For instance, if I choose a block size of 32 threads, I would have 1024 threads per SM (32 blocks per SM, each has 32 threads), which yields an Occupancy of 1/2, as the maximum number of threads for an A100 is 2048 (64 warps per SM).
Notice how the Shared memory per SM IS NOT EQUAL
to [{shared memory per Block} x {#max number of blocks per SM}]. If your block is using too much shared memory, then it would limit the number of blocks assigned to an SM.
Performance bounds and arithmetic intensity:
Bounds or bottlenecks:
The question you ask: Why can’t your program can’t run faster? Two answers:
- If only my GPU can do more operations/second -> Compute bound.
- Data transfer is not an issue. There is just not enough compute.
- If only my GPU can move more data/second -> Memory bound.
- Some compute cores might be idle, waiting for data.
Arithmetic intensity:
The arithmetic (or computational) intensity is defined as the ratio of floating point operations to bytes accessed from the global memory. For instance, it’s equal to 0.25 flops/byte in the following example.
for (int i = 0; k < width; k++){
Pvalue += M[row*Width+k] * N[k*width + col]
}
An A100, DRAM peak bandwidth is 1555 GB/second, hence for the simple example above, we can barely do 389 GFLOPS (Giga Flops per second). This accounts to only 2% of the (theoretical) peak single-precision operations throughput ~ 19.5k GFLOPS. The peak operation throughput is equivalent to performing 12 ops per second.
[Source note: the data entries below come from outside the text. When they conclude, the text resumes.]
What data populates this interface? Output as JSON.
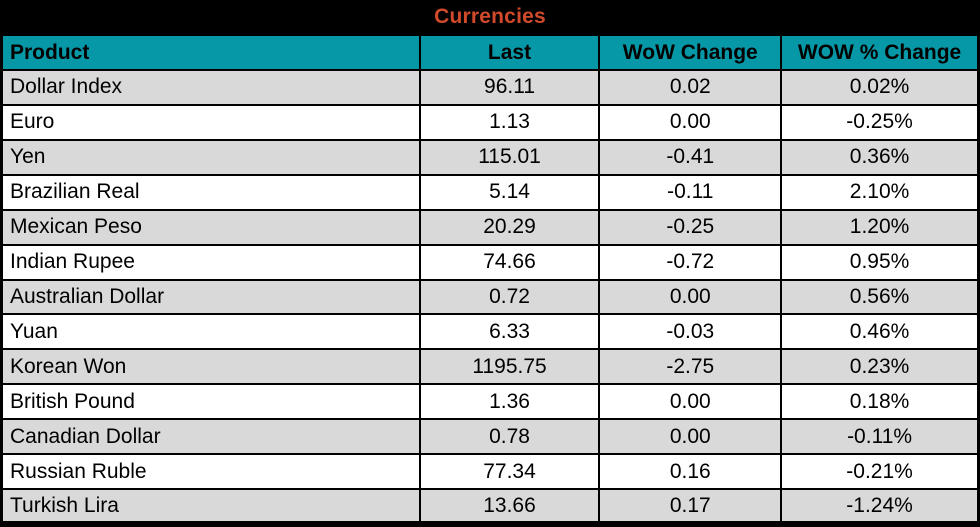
{
  "title": "Currencies",
  "colors": {
    "title_text": "#d14a2b",
    "title_bg": "#000000",
    "header_bg": "#0798a8",
    "row_alt_bg": "#d9d9d9",
    "row_bg": "#ffffff",
    "border": "#000000",
    "text": "#000000"
  },
  "columns": {
    "product": "Product",
    "last": "Last",
    "wow_change": "WoW Change",
    "wow_pct_change": "WOW % Change"
  },
  "rows": [
    {
      "product": "Dollar Index",
      "last": "96.11",
      "wow_change": "0.02",
      "wow_pct_change": "0.02%"
    },
    {
      "product": "Euro",
      "last": "1.13",
      "wow_change": "0.00",
      "wow_pct_change": "-0.25%"
    },
    {
      "product": "Yen",
      "last": "115.01",
      "wow_change": "-0.41",
      "wow_pct_change": "0.36%"
    },
    {
      "product": "Brazilian Real",
      "last": "5.14",
      "wow_change": "-0.11",
      "wow_pct_change": "2.10%"
    },
    {
      "product": "Mexican Peso",
      "last": "20.29",
      "wow_change": "-0.25",
      "wow_pct_change": "1.20%"
    },
    {
      "product": "Indian Rupee",
      "last": "74.66",
      "wow_change": "-0.72",
      "wow_pct_change": "0.95%"
    },
    {
      "product": "Australian Dollar",
      "last": "0.72",
      "wow_change": "0.00",
      "wow_pct_change": "0.56%"
    },
    {
      "product": "Yuan",
      "last": "6.33",
      "wow_change": "-0.03",
      "wow_pct_change": "0.46%"
    },
    {
      "product": "Korean Won",
      "last": "1195.75",
      "wow_change": "-2.75",
      "wow_pct_change": "0.23%"
    },
    {
      "product": "British Pound",
      "last": "1.36",
      "wow_change": "0.00",
      "wow_pct_change": "0.18%"
    },
    {
      "product": "Canadian Dollar",
      "last": "0.78",
      "wow_change": "0.00",
      "wow_pct_change": "-0.11%"
    },
    {
      "product": "Russian Ruble",
      "last": "77.34",
      "wow_change": "0.16",
      "wow_pct_change": "-0.21%"
    },
    {
      "product": "Turkish Lira",
      "last": "13.66",
      "wow_change": "0.17",
      "wow_pct_change": "-1.24%"
    }
  ]
}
Desired compute intensity.
Consider we have the following specs:
- GPU FLOPs: 14 TFLOP/s (14,000 GFLOP/s)
- Memory Bandwidth: 900 GB/s
A desired compute-to-memory-access ratio is:
\[\frac{14{,}000 \,\text{GFLOPS}}{900 \,\text{GB/s}} \approx 15.6 \,\text{FLOP/byte}.\]⚠ Important > Each single-precision floating-point operation (FLOP) operates on 4 bytes (32 bits) of data. Thus:
\[\text{FLOP/byte} \times 4 \rightarrow 15.6 \times 4 \approx 62 \text{Per Floating point access}\]